‘This tyranny you have called Nature’: Zaynab Fawwaz, Arabophone feminisms, and translational patriarchy in 1890s Egypt
Lecture by Marylin Booth, University of Oxford, 2021-2022 Paris IAS Fellow (Paris Oxford Partnership Programme) as part of the 2nd International Conference organized by La Cité du Genre.

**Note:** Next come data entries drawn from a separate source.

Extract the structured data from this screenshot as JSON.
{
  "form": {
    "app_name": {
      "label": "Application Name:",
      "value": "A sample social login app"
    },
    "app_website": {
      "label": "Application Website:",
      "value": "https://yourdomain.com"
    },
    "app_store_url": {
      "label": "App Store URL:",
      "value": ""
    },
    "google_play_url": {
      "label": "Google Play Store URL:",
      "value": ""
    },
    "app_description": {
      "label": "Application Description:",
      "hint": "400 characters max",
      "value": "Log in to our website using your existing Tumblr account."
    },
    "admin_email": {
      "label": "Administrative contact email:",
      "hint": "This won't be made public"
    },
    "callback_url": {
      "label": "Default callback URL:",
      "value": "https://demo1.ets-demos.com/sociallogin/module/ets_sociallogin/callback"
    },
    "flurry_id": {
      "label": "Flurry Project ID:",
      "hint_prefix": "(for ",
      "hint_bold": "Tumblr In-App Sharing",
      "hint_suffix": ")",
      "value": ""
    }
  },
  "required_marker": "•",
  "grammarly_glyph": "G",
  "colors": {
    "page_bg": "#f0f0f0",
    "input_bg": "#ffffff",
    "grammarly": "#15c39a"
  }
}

This lecture focuses on Marylin Booth's recently published intellectual biography of early Arabic feminist Zaynab Fawwaz (c.1850-1914), a study of her life in Ottoman Syria and Egypt and her writings, in the context of Arabophone debates on gender, modernity and the good society particularly in the 1890s. Fawwaz participated in published exchanges concerning social justice, girls’ education, marriage, divorce and polygyny, the question of ‘Nature’ and Darwinist notions of male/female, and intersections of nationalism, anti-imperialism, and feminism. The book argues that Fawwaz’s feminism, based on an Islamic ethical worldview, was distinct from prevailing ‘modernist’ views in posing a non-essentialist, open-ended notion of gender that did not (for instance) highlight maternalist discourses and that rejected fixed notions of sex-gender identity. The lecture particularly addresses an 1894 ‘debate’ carried out mostly in one periodical that highlights the transnational, entangled quality of gender discourse at the time, to note that Arabophone opponents of a more flexible gender regime drew on European patriarchalist and misogynist writings to make their own local arguments. ‘The West’ was not necessarily a source of progressive thinking.